First of all the figure:

enter image description here

He asks us for the maximum tension $T$ of the rope between $m_!$ and $m_2$.

His solution:

$$T = \frac{m_1 + 2m_2}{m_1+m_2} m_2 g$$

I cannot think about a way of getting it, and I'm thinking it's wrong.
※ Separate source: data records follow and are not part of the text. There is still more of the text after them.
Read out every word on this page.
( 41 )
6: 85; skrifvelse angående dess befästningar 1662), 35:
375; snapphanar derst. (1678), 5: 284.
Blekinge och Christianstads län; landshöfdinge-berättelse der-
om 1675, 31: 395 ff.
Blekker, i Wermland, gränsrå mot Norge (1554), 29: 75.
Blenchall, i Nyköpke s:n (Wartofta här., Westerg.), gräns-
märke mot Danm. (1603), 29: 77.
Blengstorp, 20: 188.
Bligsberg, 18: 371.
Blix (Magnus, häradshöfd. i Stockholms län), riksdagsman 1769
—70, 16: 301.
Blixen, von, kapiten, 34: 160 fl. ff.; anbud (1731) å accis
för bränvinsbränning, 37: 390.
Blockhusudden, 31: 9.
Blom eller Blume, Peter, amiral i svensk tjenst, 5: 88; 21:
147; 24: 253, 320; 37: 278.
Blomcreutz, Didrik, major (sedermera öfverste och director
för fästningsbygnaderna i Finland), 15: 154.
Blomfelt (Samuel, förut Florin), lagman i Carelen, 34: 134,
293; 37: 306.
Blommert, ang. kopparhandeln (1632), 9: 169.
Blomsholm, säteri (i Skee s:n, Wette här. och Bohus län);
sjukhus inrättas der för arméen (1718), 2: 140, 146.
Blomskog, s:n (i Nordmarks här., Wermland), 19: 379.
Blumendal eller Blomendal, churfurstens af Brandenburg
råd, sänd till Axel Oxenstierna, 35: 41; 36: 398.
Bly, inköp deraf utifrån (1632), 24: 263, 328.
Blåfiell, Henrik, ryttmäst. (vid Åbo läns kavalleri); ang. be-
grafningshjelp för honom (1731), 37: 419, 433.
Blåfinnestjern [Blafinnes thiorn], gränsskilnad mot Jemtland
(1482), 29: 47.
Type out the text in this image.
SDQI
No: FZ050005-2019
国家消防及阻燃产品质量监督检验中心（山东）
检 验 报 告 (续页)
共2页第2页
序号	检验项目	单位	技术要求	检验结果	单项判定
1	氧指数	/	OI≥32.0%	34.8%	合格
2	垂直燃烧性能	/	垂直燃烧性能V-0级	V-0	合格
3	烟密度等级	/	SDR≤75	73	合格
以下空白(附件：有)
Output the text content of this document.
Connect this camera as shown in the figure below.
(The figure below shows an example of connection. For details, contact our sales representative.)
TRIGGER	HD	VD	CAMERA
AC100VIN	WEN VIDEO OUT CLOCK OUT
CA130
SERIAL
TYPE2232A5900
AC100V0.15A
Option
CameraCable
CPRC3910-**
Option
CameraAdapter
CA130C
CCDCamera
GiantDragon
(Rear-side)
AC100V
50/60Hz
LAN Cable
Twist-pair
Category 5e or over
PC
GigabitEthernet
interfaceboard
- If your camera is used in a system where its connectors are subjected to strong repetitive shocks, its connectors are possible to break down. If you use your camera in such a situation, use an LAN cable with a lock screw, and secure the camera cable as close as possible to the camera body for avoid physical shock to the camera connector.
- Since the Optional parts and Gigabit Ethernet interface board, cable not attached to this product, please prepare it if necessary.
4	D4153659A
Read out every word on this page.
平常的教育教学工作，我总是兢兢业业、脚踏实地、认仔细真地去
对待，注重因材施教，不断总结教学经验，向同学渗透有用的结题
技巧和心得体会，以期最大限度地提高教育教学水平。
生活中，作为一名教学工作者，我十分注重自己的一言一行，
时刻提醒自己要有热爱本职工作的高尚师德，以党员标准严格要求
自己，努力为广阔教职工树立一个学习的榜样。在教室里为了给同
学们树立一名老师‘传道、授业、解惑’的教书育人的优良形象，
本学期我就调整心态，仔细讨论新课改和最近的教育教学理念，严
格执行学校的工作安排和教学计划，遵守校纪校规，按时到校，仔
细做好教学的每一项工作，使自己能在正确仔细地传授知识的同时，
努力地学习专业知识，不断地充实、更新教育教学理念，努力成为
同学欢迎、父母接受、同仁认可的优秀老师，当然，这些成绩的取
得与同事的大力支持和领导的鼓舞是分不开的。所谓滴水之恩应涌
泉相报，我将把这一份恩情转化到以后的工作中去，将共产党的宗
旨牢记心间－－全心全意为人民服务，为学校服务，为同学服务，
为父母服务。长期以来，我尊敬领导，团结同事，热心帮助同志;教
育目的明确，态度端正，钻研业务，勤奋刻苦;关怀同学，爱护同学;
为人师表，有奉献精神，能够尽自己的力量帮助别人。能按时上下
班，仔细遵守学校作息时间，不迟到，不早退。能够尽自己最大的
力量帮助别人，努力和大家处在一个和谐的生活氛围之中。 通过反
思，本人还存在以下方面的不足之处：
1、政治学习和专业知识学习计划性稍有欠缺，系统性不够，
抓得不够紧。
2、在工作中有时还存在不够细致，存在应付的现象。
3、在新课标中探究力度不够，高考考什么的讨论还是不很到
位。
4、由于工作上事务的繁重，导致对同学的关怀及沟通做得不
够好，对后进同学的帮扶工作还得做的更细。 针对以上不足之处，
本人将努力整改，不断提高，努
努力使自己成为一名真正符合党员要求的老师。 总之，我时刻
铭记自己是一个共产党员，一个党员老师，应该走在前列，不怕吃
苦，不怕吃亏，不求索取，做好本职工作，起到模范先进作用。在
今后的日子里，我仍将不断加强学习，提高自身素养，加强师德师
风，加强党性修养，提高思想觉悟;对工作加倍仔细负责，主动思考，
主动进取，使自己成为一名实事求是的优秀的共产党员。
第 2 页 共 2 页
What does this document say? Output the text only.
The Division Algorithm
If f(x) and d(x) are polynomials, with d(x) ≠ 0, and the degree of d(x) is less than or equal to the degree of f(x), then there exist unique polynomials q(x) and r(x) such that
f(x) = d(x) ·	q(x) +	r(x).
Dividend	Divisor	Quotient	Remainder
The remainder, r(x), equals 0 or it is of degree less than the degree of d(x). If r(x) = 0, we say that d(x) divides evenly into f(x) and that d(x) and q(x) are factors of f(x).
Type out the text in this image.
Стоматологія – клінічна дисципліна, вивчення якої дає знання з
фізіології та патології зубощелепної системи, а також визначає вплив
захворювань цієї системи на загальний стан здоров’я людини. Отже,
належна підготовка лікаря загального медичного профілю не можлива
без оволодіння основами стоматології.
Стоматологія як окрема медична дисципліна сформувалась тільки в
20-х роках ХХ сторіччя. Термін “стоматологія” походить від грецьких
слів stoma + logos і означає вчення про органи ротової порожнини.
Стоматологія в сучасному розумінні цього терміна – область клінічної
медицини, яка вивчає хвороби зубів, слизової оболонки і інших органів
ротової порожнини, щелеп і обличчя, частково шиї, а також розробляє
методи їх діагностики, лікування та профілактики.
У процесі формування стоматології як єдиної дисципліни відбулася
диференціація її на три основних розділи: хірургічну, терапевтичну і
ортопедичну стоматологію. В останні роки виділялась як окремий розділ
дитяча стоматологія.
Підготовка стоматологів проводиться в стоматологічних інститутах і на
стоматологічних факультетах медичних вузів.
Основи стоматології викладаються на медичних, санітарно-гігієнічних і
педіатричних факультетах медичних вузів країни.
From the point of view of the two masses I shall have

$$ \begin{cases} m_2 g - T = m_2 a \\ m_1 a = T \end{cases} $$

But this leads me to $$T = \frac{m_1 m_2 g}{m_1 + m_2}$$

Where am I wrong?

DETAILS ADDED

The first question of the problem was to find the law of dynamics. This is what I have done:

From the point of view of $m_1$ I wrote down Newton's equations:

$$P_2 - F_k = (m_1 + m_2) a$$

$$m_2 g - kx = (m_1 + m_2) \ddot x$$

This can be written as

$$(m_1 + m_2) \ddot x + kx - m_2 g = 0$$

Dividing by $m_1+m_2$ and the differential equation can be solved analytically and gives

$$x(t) = \frac{m_2 g}{k} + c_1 \cos\left(\sqrt{\frac{k}{m_1+m_2}} t\right) + c_2 \sin\left(\sqrt{\frac{k}{m_1+m_2}}t\right)$$

By the initial condition $x(0) = d$ (as the problems states, that is, at $t = 0$ the spring is in its rest length $d$) we can see $c_2 = 0$ and the final solution is

$$x(t) = \frac{gm_2}{k} + \left(d - \frac{gm_2}{k}\right)\cos\left(\sqrt{\frac{k}{m_1+m_2}}t\right)$$

Any help now? Is also this right?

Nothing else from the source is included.